Más curiosidad despierta los posibles errores de identificación cuando se trata de figuras de tipo regional o local, advocaciones o santos que tienen mucha fama en su zona de influencia. Este tipo de errores se han cometido habitualmente especialistas de origen anglosajón, ajenos culturalmente al uso del santoral católico y a la enormidad de advocaciones marianas, que han errado por eso en sus adjudicaciones. Traemos aquí el caso de dos dibujos que se han puesto en relación con el artista barroco madrileño Sebastián de Herrera Barnuevo: un dibujo atribuido a él que representa a un Santo Obispo de pie perteneciente al Princeton University Art Museum y su Diseño para el trono de la Virgen de Atocha en el Museo del Prado.
En el primer caso, en la ficha del museo de los años 90 se le identificaba con San Agustín, no entramos en temas estilísticos ni de autoría, sino en iconográficos.
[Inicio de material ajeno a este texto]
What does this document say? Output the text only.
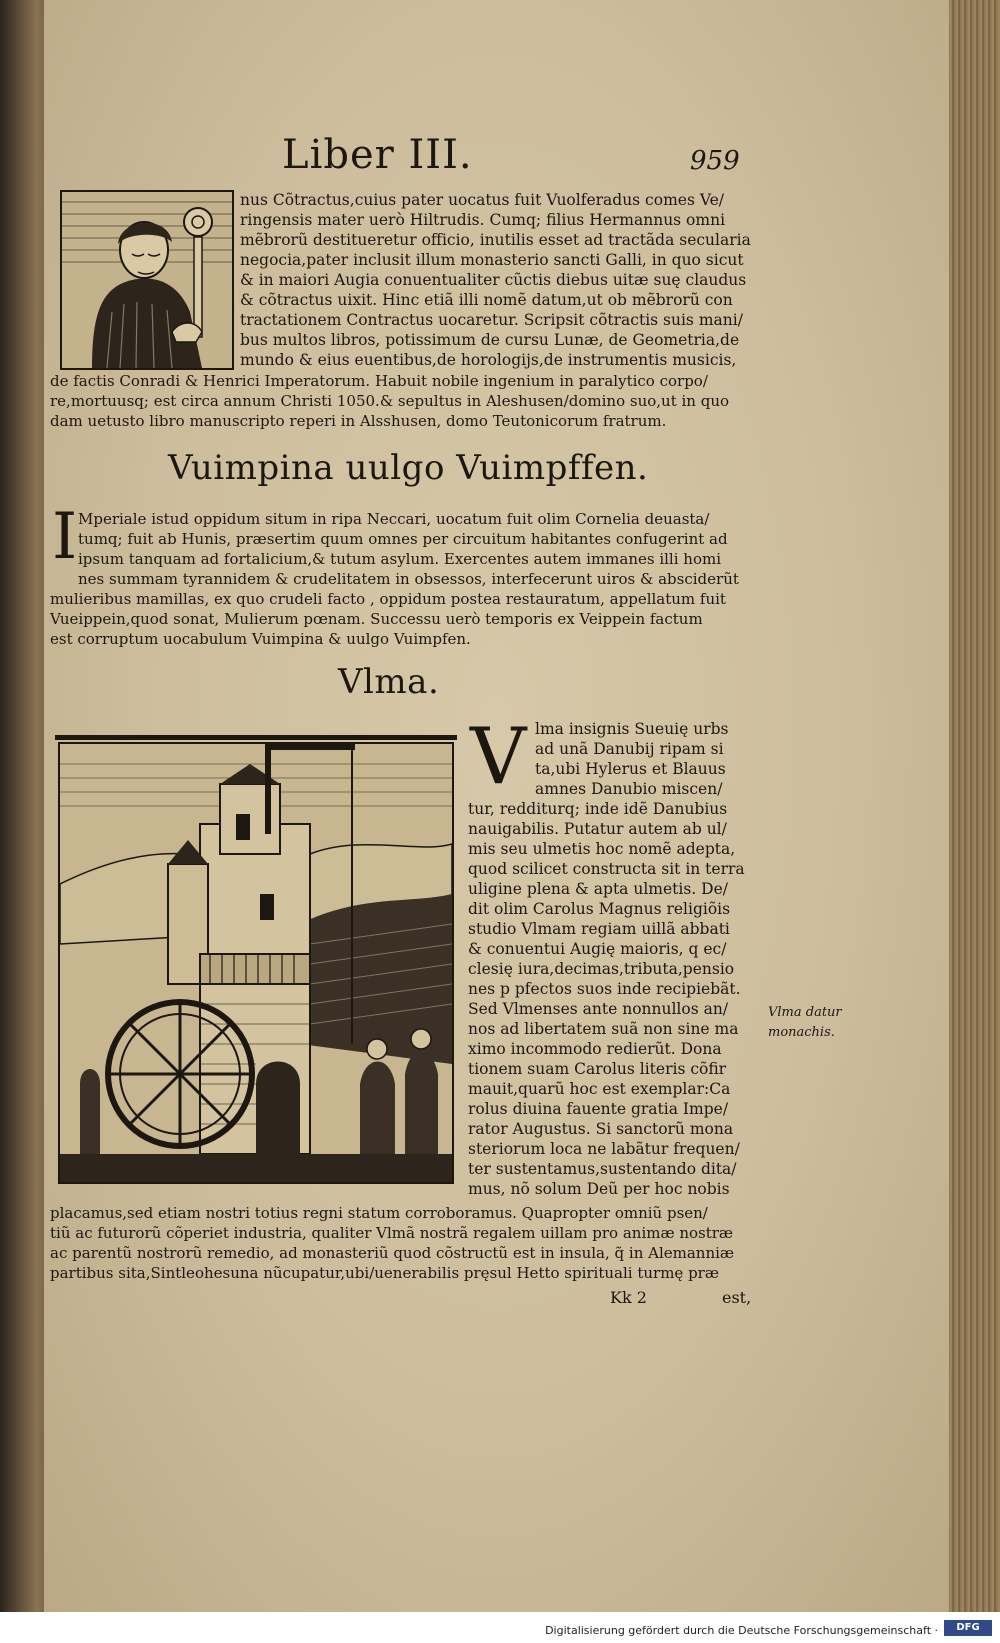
Liber III.	959
nus Cõtractus,cuius pater uocatus fuit Vuolferadus comes Ve/
ringensis mater uerò Hiltrudis. Cumq; filius Hermannus omni
mẽbrorũ destitueretur officio, inutilis esset ad tractãda secularia
negocia,pater inclusit illum monasterio sancti Galli, in quo sicut
& in maiori Augia conuentualiter cũctis diebus uitæ suę claudus
& cõtractus uixit. Hinc etiã illi nomẽ datum,ut ob mẽbrorũ con
tractationem Contractus uocaretur. Scripsit cõtractis suis mani/
bus multos libros, potissimum de cursu Lunæ, de Geometria,de
mundo & eius euentibus,de horologijs,de instrumentis musicis,
de factis Conradi & Henrici Imperatorum. Habuit nobile ingenium in paralytico corpo/
re,mortuusq; est circa annum Christi 1050.& sepultus in Aleshusen/domino suo,ut in quo
dam uetusto libro manuscripto reperi in Alsshusen, domo Teutonicorum fratrum.
Vuimpina uulgo Vuimpffen.
I Mperiale istud oppidum situm in ripa Neccari, uocatum fuit olim Cornelia deuasta/
tumq; fuit ab Hunis, præsertim quum omnes per circuitum habitantes confugerint ad
ipsum tanquam ad fortalicium,& tutum asylum. Exercentes autem immanes illi homi
nes summam tyrannidem & crudelitatem in obsessos, interfecerunt uiros & absciderũt
mulieribus mamillas, ex quo crudeli facto , oppidum postea restauratum, appellatum fuit
Vueippein,quod sonat, Mulierum pœnam. Successu uerò temporis ex Veippein factum
est corruptum uocabulum Vuimpina & uulgo Vuimpfen.
Vlma.
V lma insignis Sueuię urbs
ad unã Danubij ripam si
ta,ubi Hylerus et Blauus
amnes Danubio miscen/
tur, redditurq; inde idẽ Danubius
nauigabilis. Putatur autem ab ul/
mis seu ulmetis hoc nomẽ adepta,
quod scilicet constructa sit in terra
uligine plena & apta ulmetis. De/
dit olim Carolus Magnus religiõis
studio Vlmam regiam uillã abbati
& conuentui Augię maioris, q ec/
clesię iura,decimas,tributa,pensio
nes p pfectos suos inde recipiebãt.
Sed Vlmenses ante nonnullos an/
nos ad libertatem suã non sine ma
ximo incommodo redierũt. Dona
tionem suam Carolus literis cõfir
mauit,quarũ hoc est exemplar:Ca
rolus diuina fauente gratia Impe/
rator Augustus. Si sanctorũ mona
steriorum loca ne labãtur frequen/
ter sustentamus,sustentando dita/
mus, nõ solum Deũ per hoc nobis
Vlma datur
monachis.
placamus,sed etiam nostri totius regni statum corroboramus. Quapropter omniũ psen/
tiũ ac futurorũ cõperiet industria, qualiter Vlmã nostrã regalem uillam pro animæ nostræ
ac parentũ nostrorũ remedio, ad monasteriũ quod cõstructũ est in insula, q̃ in Alemanniæ
partibus sita,Sintleohesuna nũcupatur,ubi/uenerabilis pręsul Hetto spirituali turmę præ
Kk 2	est,
Digitalisierung gefördert durch die Deutsche Forschungsgemeinschaft ·	DFG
San Agustín suele aparecer como obispo pero lleva hábito negro debajo de la capa pluvial y además suele llevar una iglesia sobre su mano izquierda como en la representación escultórica de Dionisio de Ribas (convento de San Leandro, Sevilla, ca. 1650) mientras que lo que lleva el santo obispo del Princeton es un libro y dos ampollas de cristal. En este caso es reconocible un culto muy local: San Genaro en Nápoles con su relicario con las ampollas de Sangre como aparece en obras de Solimena (Tesoro de San Genaro, Nápoles) o en el de Andrea Vaccaro (Museo del Prado).
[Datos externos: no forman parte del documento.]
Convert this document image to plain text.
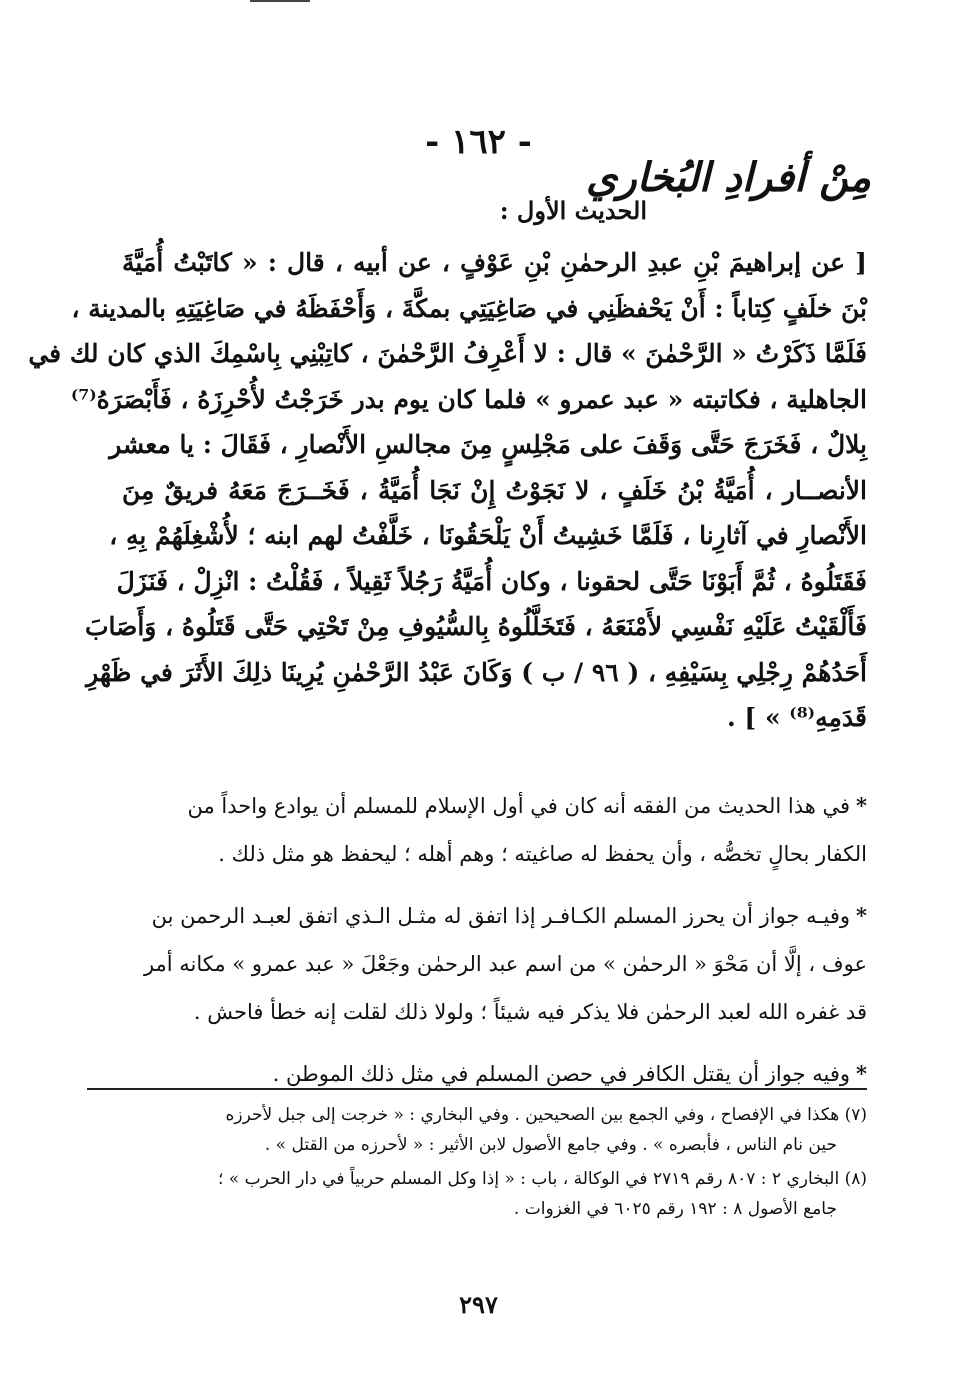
- ١٦٢ -
مِنْ أفرادِ البُخاري
الحديث الأول :
[ عن إبراهيمَ بْنِ عبدِ الرحمٰنِ بْنِ عَوْفٍ ، عن أبيه ، قال : « كاتَبْتُ أُمَيَّةَ
بْنَ خلَفٍ كِتاباً : أَنْ يَحْفظَنِي في صَاغِيَتِي بمكَّةَ ، وَأَحْفَظَهُ في صَاغِيَتِهِ بالمدينة ،
فَلَمَّا ذَكَرْتُ « الرَّحْمٰنَ » قال : لا أَعْرِفُ الرَّحْمٰنَ ، كاتِبْنِي بِاسْمِكَ الذي كان لك في
الجاهلية ، فكاتبته « عبد عمرو » فلما كان يوم بدر خَرَجْتُ لأُحْرِزَهُ ، فَأَبْصَرَهُ⁽⁷⁾
بِلالٌ ، فَخَرَجَ حَتَّى وَقَفَ على مَجْلِسٍ مِنَ مجالسِ الأَنْصارِ ، فَقَالَ : يا معشر
الأنصــار ، أُمَيَّةُ بْنُ خَلَفٍ ، لا نَجَوْتُ إِنْ نَجَا أُمَيَّةُ ، فَخَــرَجَ مَعَهُ فريقٌ مِنَ
الأَنْصارِ في آثارِنا ، فَلَمَّا خَشِيتُ أَنْ يَلْحَقُونَا ، خَلَّفْتُ لهم ابنه ؛ لأُشْغِلَهُمْ بِهِ ،
فَقَتَلُوهُ ، ثُمَّ أَبَوْنَا حَتَّى لحقونا ، وكان أُمَيَّةُ رَجُلاً ثَقِيلاً ، فَقُلْتُ : انْزِلْ ، فَنَزَلَ
فَأَلْقَيْتُ عَلَيْهِ نَفْسِي لأَمْنَعَهُ ، فَتَخَلَّلُوهُ بِالسُّيُوفِ مِنْ تَحْتِي حَتَّى قَتَلُوهُ ، وَأَصَابَ
أَحَدُهُمْ رِجْلِي بِسَيْفِهِ ، ( ٩٦ / ب ) وَكَانَ عَبْدُ الرَّحْمٰنِ يُرِينَا ذلِكَ الأَثَرَ في ظَهْرِ
قَدَمِهِ⁽⁸⁾ » ] .
*في هذا الحديث من الفقه أنه كان في أول الإسلام للمسلم أن يوادع واحداً من
الكفار بحالٍ تخصُّه ، وأن يحفظ له صاغيته ؛ وهم أهله ؛ ليحفظ هو مثل ذلك .
*وفيـه جواز أن يحرز المسلم الكـافـر إذا اتفق له مثـل الـذي اتفق لعبـد الرحمن بن
عوف ، إلَّا أن مَحْوَ « الرحمٰن » من اسم عبد الرحمٰن وجَعْلَ « عبد عمرو » مكانه أمر
قد غفره الله لعبد الرحمٰن فلا يذكر فيه شيئاً ؛ ولولا ذلك لقلت إنه خطأ فاحش .
*وفيه جواز أن يقتل الكافر في حصن المسلم في مثل ذلك الموطن .
(٧) هكذا في الإفصاح ، وفي الجمع بين الصحيحين . وفي البخاري : « خرجت إلى جبل لأحرزه
حين نام الناس ، فأبصره » . وفي جامع الأصول لابن الأثير : « لأحرزه من القتل » .
(٨) البخاري ٢ : ٨٠٧ رقم ٢٧١٩ في الوكالة ، باب : « إذا وكل المسلم حربياً في دار الحرب » ؛
جامع الأصول ٨ : ١٩٢ رقم ٦٠٢٥ في الغزوات .
٢٩٧
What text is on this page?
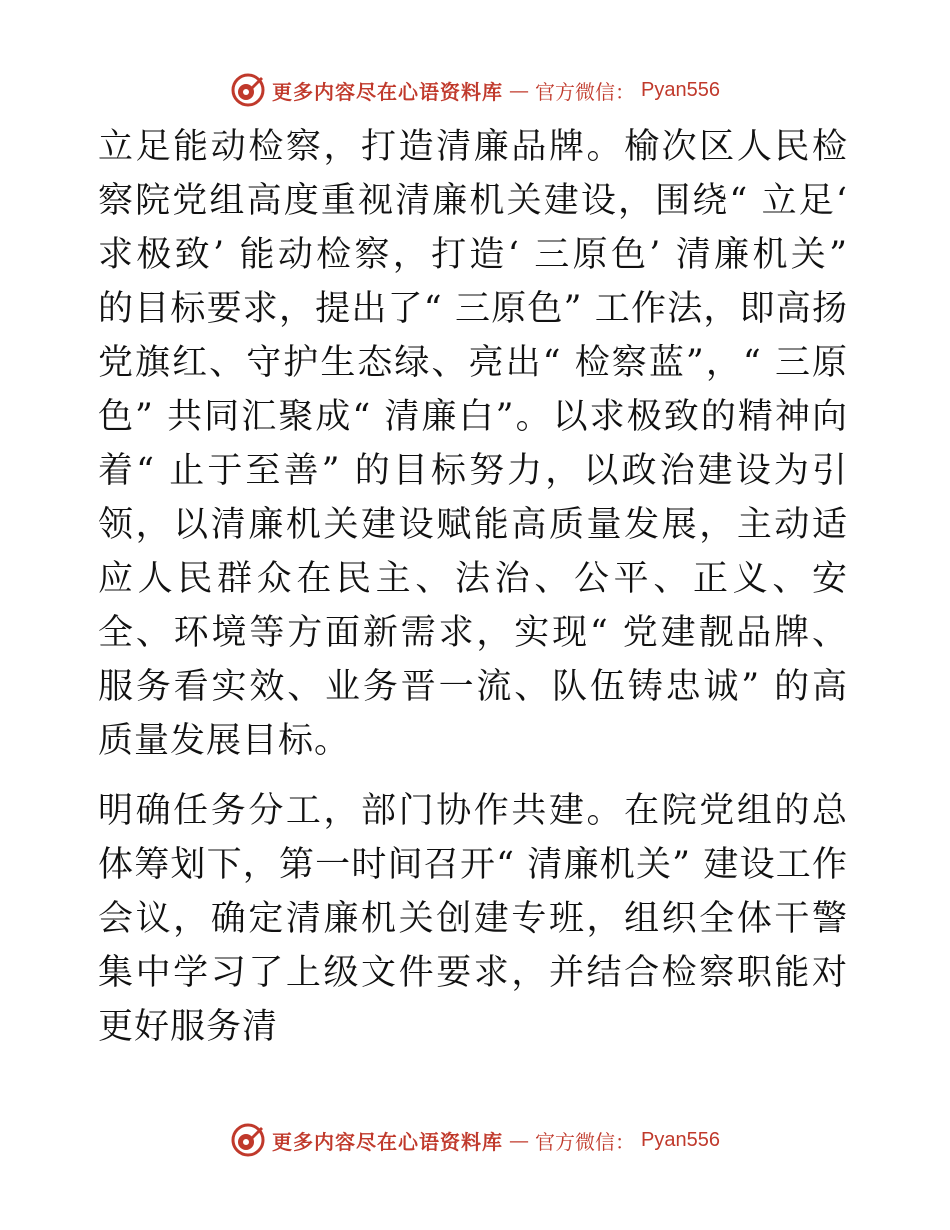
更多内容尽在心语资料库 — 官方微信： Pyan556

立足能动检察，打造清廉品牌。榆次区人民检察院党组高度重视清廉机关建设，围绕“ 立足‘ 求极致’ 能动检察，打造‘ 三原色’ 清廉机关” 的目标要求，提出了“ 三原色” 工作法，即高扬党旗红、守护生态绿、亮出“ 检察蓝”，“ 三原色” 共同汇聚成“ 清廉白”。以求极致的精神向着“ 止于至善” 的目标努力，以政治建设为引领，以清廉机关建设赋能高质量发展，主动适应人民群众在民主、法治、公平、正义、安全、环境等方面新需求，实现“ 党建靓品牌、服务看实效、业务晋一流、队伍铸忠诚” 的高质量发展目标。

明确任务分工，部门协作共建。在院党组的总体筹划下，第一时间召开“ 清廉机关” 建设工作会议，确定清廉机关创建专班，组织全体干警集中学习了上级文件要求，并结合检察职能对更好服务清

更多内容尽在心语资料库 — 官方微信： Pyan556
En el caso del dibujo de la Virgen de Atocha, hasta hace bien poco todavía podía leerse en la web del Museo del Prado su identificación con la Virgen del Sagrario de la Catedral de Toledo. El error lo cometió Harold E. Wethey y hasta el año 2002 en que lo corrigió el profesor Cruz Valdovinos, nadie reparó en que aunque se parezcan mucho no eran la misma tipología mariana, empezando porque una tiene niño y la otra no.
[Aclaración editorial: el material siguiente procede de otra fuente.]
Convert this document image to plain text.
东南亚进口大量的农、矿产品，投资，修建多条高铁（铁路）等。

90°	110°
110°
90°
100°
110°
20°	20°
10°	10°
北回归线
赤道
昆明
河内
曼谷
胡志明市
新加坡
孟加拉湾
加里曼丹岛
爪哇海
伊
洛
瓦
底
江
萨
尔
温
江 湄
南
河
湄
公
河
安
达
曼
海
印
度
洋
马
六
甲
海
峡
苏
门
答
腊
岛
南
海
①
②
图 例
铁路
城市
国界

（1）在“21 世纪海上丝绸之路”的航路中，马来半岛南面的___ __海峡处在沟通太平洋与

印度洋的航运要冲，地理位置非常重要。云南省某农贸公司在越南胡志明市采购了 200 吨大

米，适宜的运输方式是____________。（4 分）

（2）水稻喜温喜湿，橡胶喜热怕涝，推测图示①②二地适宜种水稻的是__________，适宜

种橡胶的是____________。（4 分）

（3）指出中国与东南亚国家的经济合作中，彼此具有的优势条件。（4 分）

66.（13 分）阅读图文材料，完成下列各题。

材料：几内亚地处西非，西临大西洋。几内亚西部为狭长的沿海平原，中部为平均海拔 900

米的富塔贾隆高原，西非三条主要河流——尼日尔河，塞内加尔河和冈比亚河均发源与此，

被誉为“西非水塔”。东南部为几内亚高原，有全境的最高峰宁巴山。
Este tipo de errores de identificación que hasta no hace mucho habrían sido inconcebibles en la cultura occidental cada vez comienzan a ser más comunes. Esto nos lleva a reflexionar en cómo se está perdiendo una gran parte de nuestra enorme cultura visual y como cada día es más difícil reconocer para cierto tipo de público el tema de las pinturas o esculturas que están contemplando. Para terminar pondremos un ejemplo sacado de redes sociales y con imágenes de escaso valor artístico y si devocional: la confusión entre Santa Rita de Casia y Santa Teresita de Lisieux. La primera lleva hábito agustino, es decir negro, con cruz en la mano y una espina o estigma en la frente; la segunda lleva hábito del carmelo, es decir marrón y blanco, y abraza una cruz en el pecho con rosas. Como vemos en las estampitas que aquí mostramos, la iconografía está completamente intercambiada entre ambas.
Así las cosas no es de extrañar que hace algunos meses encontrásemos una imagen bajo el título de Santa Lucía cuando en realidad el representado era un San Juan Evangelista…
No reconocer la imágenes, no saber leer sus símbolos, volverse un analfabeto iconográfico es también en nuestra opinión una pérdida patrimonial. Algo más silencioso y muchas veces casi invisible, pero parte de ese patrimonio inmaterial que también es cultura.